The primary unit of biological modeling in GO-CAM is a molecular activity, e.g. protein kinase activity, of a specific gene product or complex. A molecular activity is an activity carried out at the molecular level by a gene product; this is specified by a term from the GO MF ontology. GO-CAM models are thus connections of GO MF annotations enriched by providing the appropriate context in which that function occurs. All connections in a GO-CAM model, e.g. between a gene product and activity, two activities, or an activity and additional contextual information, are made using clearly defined semantic relations from the Relations Ontology.

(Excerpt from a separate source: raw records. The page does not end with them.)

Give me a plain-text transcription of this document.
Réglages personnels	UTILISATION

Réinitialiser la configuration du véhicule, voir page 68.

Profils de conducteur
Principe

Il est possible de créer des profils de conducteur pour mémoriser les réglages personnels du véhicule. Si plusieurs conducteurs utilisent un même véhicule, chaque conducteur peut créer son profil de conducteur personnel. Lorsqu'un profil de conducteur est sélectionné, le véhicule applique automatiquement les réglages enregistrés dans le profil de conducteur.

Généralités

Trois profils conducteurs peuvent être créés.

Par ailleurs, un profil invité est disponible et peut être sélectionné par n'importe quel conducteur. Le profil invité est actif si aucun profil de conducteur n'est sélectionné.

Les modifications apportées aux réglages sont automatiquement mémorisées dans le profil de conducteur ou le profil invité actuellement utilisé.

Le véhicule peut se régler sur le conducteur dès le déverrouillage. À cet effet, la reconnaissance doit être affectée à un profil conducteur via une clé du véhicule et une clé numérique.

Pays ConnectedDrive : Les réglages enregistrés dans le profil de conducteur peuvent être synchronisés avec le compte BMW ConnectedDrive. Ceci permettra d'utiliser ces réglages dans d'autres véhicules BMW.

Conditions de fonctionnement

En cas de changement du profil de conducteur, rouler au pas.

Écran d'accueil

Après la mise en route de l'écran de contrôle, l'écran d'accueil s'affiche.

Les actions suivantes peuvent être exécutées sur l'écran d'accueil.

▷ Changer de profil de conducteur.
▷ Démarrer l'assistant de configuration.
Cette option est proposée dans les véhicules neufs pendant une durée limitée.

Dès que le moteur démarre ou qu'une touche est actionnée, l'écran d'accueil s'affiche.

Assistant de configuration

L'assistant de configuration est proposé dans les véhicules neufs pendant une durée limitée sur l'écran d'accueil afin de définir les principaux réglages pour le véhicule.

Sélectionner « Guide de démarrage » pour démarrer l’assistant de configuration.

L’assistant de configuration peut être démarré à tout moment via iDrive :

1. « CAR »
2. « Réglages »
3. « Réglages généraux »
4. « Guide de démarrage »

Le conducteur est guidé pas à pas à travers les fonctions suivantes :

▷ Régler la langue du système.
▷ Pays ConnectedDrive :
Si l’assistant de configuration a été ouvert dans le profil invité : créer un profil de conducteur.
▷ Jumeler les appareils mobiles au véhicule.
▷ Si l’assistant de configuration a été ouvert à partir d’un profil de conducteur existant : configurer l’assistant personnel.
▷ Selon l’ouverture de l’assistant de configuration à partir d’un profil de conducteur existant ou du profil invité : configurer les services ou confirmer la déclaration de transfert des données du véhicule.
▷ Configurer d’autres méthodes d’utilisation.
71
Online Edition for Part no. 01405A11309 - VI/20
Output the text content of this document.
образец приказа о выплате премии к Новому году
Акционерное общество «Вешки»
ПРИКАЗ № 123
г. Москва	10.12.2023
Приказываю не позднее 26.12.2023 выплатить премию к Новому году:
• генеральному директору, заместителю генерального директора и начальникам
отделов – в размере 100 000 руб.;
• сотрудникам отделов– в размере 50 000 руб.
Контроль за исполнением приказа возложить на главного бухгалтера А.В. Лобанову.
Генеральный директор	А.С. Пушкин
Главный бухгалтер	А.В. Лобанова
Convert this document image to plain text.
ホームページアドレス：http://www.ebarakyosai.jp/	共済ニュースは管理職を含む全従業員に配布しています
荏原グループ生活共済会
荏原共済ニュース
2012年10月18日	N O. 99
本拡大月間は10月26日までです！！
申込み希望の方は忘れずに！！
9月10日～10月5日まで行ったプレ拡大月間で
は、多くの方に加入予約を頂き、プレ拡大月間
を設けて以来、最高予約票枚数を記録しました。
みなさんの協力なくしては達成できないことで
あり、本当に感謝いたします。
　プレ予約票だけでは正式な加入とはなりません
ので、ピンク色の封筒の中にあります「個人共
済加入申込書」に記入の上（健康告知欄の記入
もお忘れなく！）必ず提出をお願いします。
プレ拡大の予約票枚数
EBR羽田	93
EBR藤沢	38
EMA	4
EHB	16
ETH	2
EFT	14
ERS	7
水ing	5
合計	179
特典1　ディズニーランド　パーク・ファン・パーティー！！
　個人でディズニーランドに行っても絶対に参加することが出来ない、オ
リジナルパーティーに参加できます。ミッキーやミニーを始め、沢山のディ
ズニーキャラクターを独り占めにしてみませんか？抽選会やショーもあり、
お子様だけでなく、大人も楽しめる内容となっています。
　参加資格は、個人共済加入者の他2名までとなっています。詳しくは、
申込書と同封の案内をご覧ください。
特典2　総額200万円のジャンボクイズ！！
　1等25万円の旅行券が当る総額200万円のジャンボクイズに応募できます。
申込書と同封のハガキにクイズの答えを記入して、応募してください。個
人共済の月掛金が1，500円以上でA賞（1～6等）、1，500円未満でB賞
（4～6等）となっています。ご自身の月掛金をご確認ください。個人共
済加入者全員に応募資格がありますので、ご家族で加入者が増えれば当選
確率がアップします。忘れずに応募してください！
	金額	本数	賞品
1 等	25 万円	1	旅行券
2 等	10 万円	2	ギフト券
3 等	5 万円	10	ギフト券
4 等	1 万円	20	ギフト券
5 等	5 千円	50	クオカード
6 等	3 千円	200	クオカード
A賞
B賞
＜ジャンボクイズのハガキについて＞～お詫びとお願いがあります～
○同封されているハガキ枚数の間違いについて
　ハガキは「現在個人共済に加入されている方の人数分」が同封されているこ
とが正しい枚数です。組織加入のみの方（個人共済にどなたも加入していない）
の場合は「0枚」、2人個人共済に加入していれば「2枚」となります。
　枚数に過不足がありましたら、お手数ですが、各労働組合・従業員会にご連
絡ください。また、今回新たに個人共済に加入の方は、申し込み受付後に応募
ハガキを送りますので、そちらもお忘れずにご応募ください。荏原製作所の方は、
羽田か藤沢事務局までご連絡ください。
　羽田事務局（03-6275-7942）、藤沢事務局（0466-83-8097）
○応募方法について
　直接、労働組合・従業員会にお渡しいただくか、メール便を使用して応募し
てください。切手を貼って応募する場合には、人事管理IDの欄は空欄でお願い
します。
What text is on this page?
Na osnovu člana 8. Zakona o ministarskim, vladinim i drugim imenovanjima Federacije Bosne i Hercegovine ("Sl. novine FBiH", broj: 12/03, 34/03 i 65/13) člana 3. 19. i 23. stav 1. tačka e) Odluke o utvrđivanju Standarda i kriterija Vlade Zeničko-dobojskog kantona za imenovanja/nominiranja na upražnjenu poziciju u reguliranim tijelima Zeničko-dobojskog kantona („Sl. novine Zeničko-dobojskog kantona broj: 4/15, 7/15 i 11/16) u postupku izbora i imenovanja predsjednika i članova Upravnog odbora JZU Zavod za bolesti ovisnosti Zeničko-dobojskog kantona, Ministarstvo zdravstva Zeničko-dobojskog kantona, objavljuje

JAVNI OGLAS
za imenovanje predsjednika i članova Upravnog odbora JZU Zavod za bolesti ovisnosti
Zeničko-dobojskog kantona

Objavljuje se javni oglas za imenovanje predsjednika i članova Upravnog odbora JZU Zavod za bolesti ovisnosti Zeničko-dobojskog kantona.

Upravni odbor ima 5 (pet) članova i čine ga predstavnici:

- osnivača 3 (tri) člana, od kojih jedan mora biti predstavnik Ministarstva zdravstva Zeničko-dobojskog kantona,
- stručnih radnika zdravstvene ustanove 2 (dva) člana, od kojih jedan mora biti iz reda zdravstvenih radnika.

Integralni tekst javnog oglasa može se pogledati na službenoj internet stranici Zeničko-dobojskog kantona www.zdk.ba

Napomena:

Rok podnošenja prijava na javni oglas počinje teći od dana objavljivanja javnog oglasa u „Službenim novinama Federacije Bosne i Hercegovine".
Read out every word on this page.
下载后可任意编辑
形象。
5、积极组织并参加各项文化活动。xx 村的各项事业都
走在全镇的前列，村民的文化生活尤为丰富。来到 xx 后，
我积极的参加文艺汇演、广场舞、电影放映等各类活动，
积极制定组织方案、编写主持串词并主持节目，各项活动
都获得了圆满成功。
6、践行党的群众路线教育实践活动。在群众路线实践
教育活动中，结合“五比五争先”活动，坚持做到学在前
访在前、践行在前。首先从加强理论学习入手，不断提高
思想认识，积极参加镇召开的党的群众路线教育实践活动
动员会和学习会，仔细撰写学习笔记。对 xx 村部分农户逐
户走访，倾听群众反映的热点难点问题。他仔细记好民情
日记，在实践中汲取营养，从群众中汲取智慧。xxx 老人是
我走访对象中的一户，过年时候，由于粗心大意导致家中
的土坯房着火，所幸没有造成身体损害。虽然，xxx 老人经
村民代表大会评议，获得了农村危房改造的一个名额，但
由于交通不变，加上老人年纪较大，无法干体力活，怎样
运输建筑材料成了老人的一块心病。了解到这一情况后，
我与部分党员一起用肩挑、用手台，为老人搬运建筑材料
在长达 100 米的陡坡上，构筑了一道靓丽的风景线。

GO-CAMs can be browsed and visualized at http://geneontology.org/go-cam
Types of GO annotation files
- Gene association file (GAF) 2.2
-
Gene Product Association Data (GPAD) 2.0 files + Gene Product Information (GPI) 2.0 files: companion files
- (Deprecated) Gene association file (GAF) 2.1
- (Deprecated) Gene association file (GAF) 2.0
- (Currently being deprecated) Gene Product Association Data (GPAD) 1.1/1.2 files + Gene Product Information (GPI) 1.2 files: companion files
Downloads
- Download GO annotations by species
- Download GO-CAM models
GO as a dynamic source of biological annotations
GO aims to represent the current state of knowledge in biology, hence it is constantly revised and expanded as biological knowledge accumulates.
With the ever-increasing number of published articles, experiments and methods, covering all biology with the latest annotations is always challenging. We therefore invite researchers and computational scientists to submit requests for missing, erroneous or out-of-date annotations to improve the GO database.
Statistics
GO statistics are available both for the current release and over time.